Reducing false positives advanced tagging model
In identifying Multi-Word Units in an input text, it is sometimes necessary to distinguish identical lexical strings that are not actually a MWU. These example includes "use to" as a modal verb and as a part of passive construction.
When it comes to removing the false positives ("used to" as a part of passive) it is necessary to use contextual information.
There are some approaches to do this. These include but not limited to:
checking the surrounding contexts in terms of the lemma. For example, most of the "use to" in passive structure should follow copula verbs. So, we can narrow down by checking the preceding words.

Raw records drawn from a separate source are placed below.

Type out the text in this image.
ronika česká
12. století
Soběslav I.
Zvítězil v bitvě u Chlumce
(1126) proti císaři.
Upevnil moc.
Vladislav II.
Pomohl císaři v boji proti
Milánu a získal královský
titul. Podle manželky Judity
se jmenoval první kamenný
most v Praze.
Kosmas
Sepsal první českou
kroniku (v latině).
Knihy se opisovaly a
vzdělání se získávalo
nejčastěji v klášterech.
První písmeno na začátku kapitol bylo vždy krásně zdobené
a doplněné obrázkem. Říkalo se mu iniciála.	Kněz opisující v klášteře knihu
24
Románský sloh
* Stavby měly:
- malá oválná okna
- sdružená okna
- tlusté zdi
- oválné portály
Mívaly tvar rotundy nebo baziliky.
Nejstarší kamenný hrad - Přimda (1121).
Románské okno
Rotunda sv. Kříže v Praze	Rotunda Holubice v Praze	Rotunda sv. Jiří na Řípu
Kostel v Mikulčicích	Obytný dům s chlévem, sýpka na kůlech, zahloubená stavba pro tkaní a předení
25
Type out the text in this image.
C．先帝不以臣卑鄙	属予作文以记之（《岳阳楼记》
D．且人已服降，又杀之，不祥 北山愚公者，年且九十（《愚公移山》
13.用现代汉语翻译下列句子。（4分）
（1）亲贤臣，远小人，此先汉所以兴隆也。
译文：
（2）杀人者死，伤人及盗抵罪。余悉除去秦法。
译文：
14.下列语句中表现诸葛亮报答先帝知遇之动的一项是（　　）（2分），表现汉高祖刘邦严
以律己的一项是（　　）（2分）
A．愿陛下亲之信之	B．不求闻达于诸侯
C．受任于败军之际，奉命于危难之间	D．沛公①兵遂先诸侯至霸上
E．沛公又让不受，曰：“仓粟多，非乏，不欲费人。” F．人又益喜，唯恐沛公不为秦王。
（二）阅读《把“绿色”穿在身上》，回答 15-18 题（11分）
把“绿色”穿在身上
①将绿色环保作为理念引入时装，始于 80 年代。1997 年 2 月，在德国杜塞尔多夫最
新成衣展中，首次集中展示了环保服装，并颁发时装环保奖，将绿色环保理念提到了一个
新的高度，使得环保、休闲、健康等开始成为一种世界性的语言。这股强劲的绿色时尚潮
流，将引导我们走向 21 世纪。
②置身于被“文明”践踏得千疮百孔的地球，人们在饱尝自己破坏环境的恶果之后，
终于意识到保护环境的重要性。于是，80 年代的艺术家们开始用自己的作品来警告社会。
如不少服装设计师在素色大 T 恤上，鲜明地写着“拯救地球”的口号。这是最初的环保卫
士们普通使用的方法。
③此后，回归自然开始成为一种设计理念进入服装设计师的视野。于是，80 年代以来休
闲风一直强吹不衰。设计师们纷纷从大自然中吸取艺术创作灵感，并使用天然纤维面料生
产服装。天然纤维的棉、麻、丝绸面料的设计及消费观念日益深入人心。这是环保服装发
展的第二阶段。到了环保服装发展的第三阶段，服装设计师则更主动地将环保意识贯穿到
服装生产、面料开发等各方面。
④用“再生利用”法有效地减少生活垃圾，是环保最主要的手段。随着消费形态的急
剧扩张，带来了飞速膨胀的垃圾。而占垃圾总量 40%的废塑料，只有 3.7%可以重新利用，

Pros: This is simple when it comes to implementation
Cons: Not all copula verbs occur immediately before "used to" (e.g., That machine was often used to manufacture the tool.)
Extract the syntactic dependencies and check if the relationships.
For example, if the "used to" is used as a modal verb, it should only govern the subject and the lexical verb that comes after to. On the other hand, if the "used to" is used as a part of passive strucure, it should additionally govern copula verb. So, identifying the syntactic relations should help reduce false positives in identifying MWUs.
Pros: The relationships can be identified even if there are intervening words (thus can overcome the shortcoming of the first approach)
Cons:
As we might expect, this approach is a bit complicated (although it is entirely possible).
For instance, we need to go through all the MWUs and their potential false positives manually to find "rules" that can distinguish in usage.
Documenting rules need to be exhaustive. The precision at this stage will directly affect the ability to differentiate the MWUs.
There are some works that need to be done on coding too (a bit time consuming).